Subject:Re: Midol Moment or National Tragedy? You decide... From:JohnMethod -at- aol -dot- com To:techwr-l -at- lists -dot- raycomm -dot- com Date:Thu, 11 Nov 1999 11:16:46 EST
Dear List,
<clip>
According to a lot of people on this list, all that really matters is that
"industry" accepts the terminology as "normal." Proper useage is whatever the
masses deem it to be, thus the grammar in your letter is perfectly acceptable.
</clip>
<soap box>
Whoa! Leave us not "forget or neglect to remember" that:
- terminology is nouns and their definitions (vocabulary)
- spelling is the correct alphabetical representation thereof
- grammar is structure and use of the parts of speech
- punctuation (my weak point) delimits ideas for clarity.
Doesn't "Industry" have every right, and the need, to define new terminology
and spelling?
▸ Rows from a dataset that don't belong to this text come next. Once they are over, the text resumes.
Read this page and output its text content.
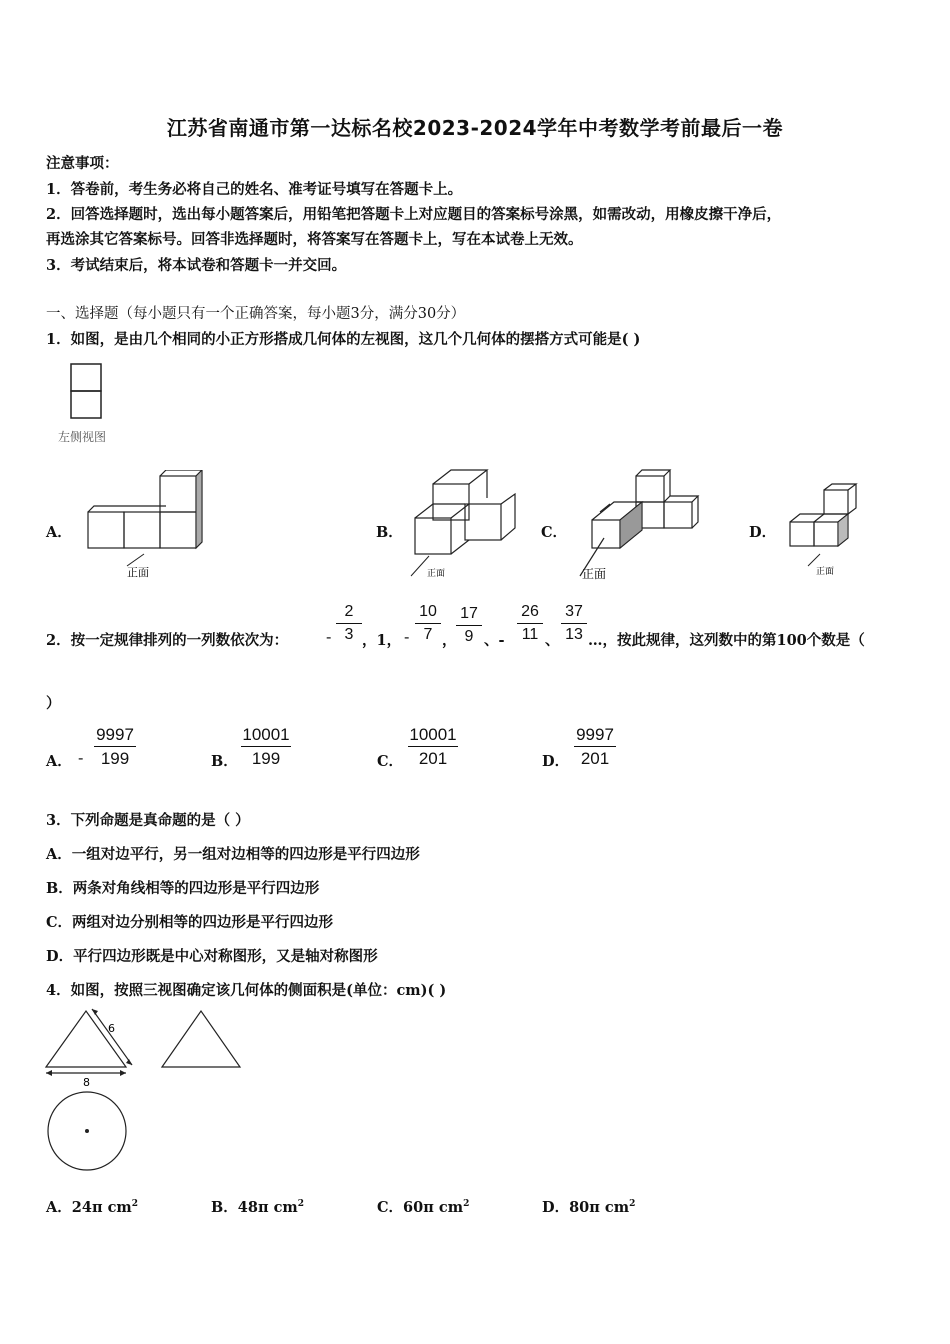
江苏省南通市第一达标名校2023-2024学年中考数学考前最后一卷
注意事项：
1．答卷前，考生务必将自己的姓名、准考证号填写在答题卡上。
2．回答选择题时，选出每小题答案后，用铅笔把答题卡上对应题目的答案标号涂黑，如需改动，用橡皮擦干净后，
再选涂其它答案标号。回答非选择题时，将答案写在答题卡上，写在本试卷上无效。
3．考试结束后，将本试卷和答题卡一并交回。
一、选择题（每小题只有一个正确答案，每小题3分，满分30分）
1．如图，是由几个相同的小正方形搭成几何体的左视图，这几个几何体的摆搭方式可能是( )
左侧视图
A．
正面
B．
正面
C．
正面
D．
正面
2．按一定规律排列的一列数依次为： -
2
3 ，1， -
10
7 ，
17
9 、-
26
11 、
37
13 …，按此规律，这列数中的第100个数是（
）
A． -
9997
199	B．
10001
199	C．
10001
201	D．
9997
201
3．下列命题是真命题的是（ ）
A．一组对边平行，另一组对边相等的四边形是平行四边形
B．两条对角线相等的四边形是平行四边形
C．两组对边分别相等的四边形是平行四边形
D．平行四边形既是中心对称图形，又是轴对称图形
4．如图，按照三视图确定该几何体的侧面积是(单位：cm)( )
6
8
A．24π $cm^2$	B．48π $cm^2$	C．60π $cm^2$	D．80π $cm^2$
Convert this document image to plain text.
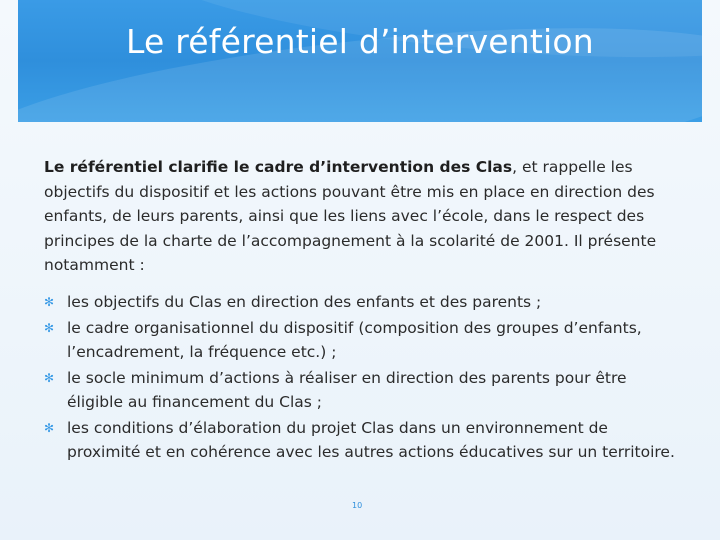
Le référentiel d’intervention
Le référentiel clarifie le cadre d’intervention des Clas, et rappelle les objectifs du dispositif et les actions pouvant être mis en place en direction des enfants, de leurs parents, ainsi que les liens avec l’école, dans le respect des principes de la charte de l’accompagnement à la scolarité de 2001. Il présente notamment :
✻ les objectifs du Clas en direction des enfants et des parents ;
✻ le cadre organisationnel du dispositif (composition des groupes d’enfants, l’encadrement, la fréquence etc.) ;
✻ le socle minimum d’actions à réaliser en direction des parents pour être éligible au financement du Clas ;
✻ les conditions d’élaboration du projet Clas dans un environnement de proximité et en cohérence avec les autres actions éducatives sur un territoire.
10
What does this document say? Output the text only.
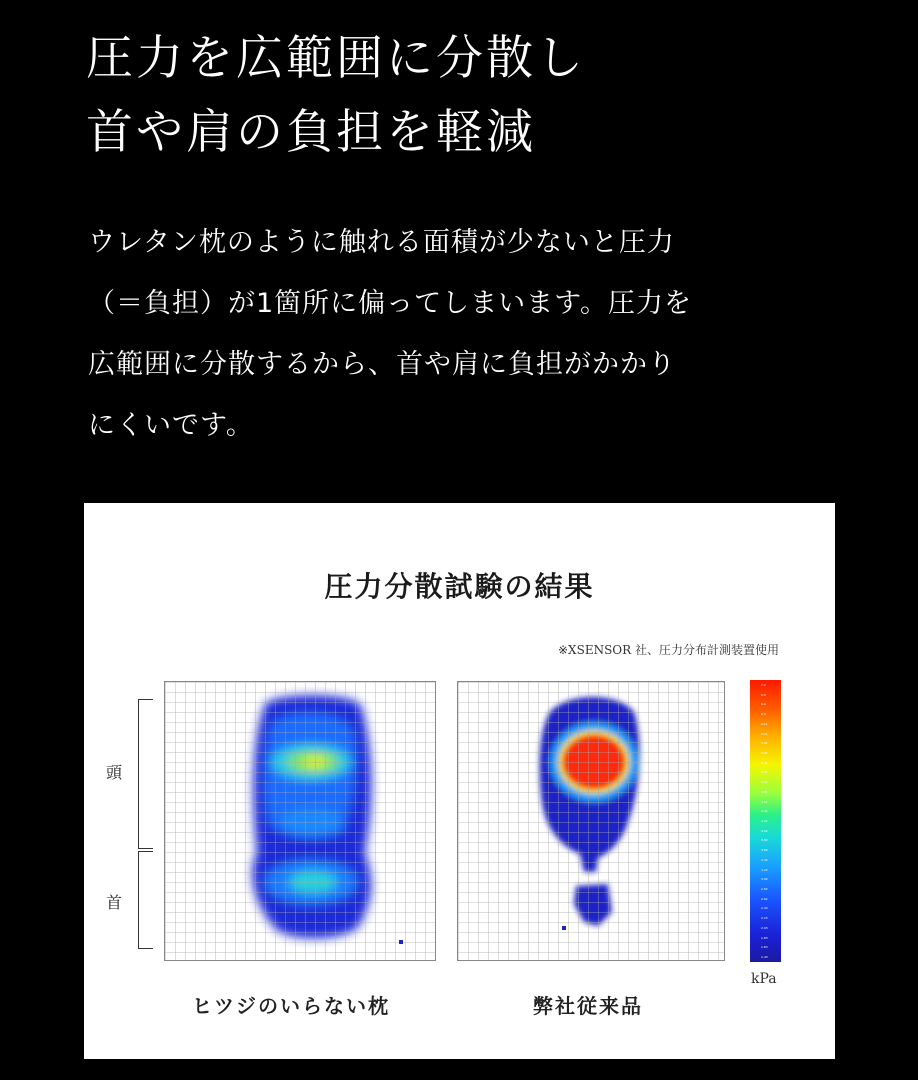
圧力を広範囲に分散し
首や肩の負担を軽減

ウレタン枕のように触れる面積が少ないと圧力
（＝負担）が1箇所に偏ってしまいます。圧力を
広範囲に分散するから、首や肩に負担がかかり
にくいです。

圧力分散試験の結果
※XSENSOR 社、圧力分布計測装置使用
頭
首
7.2
6.8
6.6
6.4
6.21
6.01
5.81
5.61
5.41
5.21
5.01
4.81
4.61
4.41
4.22
4.02
3.82
3.62
3.42
3.22
3.02
2.82
2.62
2.43
2.23
2.03
1.83
1.63
1.43
kPa
ヒツジのいらない枕	弊社従来品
How does that imply or demand that "anything goes" with the
rest of the language? Sorry. Change happens, if you live long enough. The
"King James" didn't refer to email.....and yes, this "bad" grammar and
punctuation are unacceptable in tech writing....
Try reading Robert Louis Stevenson's (I just looked up the spelling, FYI)
"The Black Arrow" to your children - explaining buskins, bolt (crossbow
arrow), shrive ... it is virtually impossible now, but it was an easy read
when I was 7. Even so, the grammar, spelling, and punctuation (largely) are
unchanged.
Hmmmmmm....I guess I view "losing" Stevenson's vocabulary, OK, terminology,
as a tragedy...yet it is just the twin of "inventing" new terminology. Change
happens, if you live long enough.
<sigh> Nostalgia just isn't what it used to be. </sigh>
</soap box>
John G. Boland
Reasonable people, equally informed, tend to arrive at the same conclusions.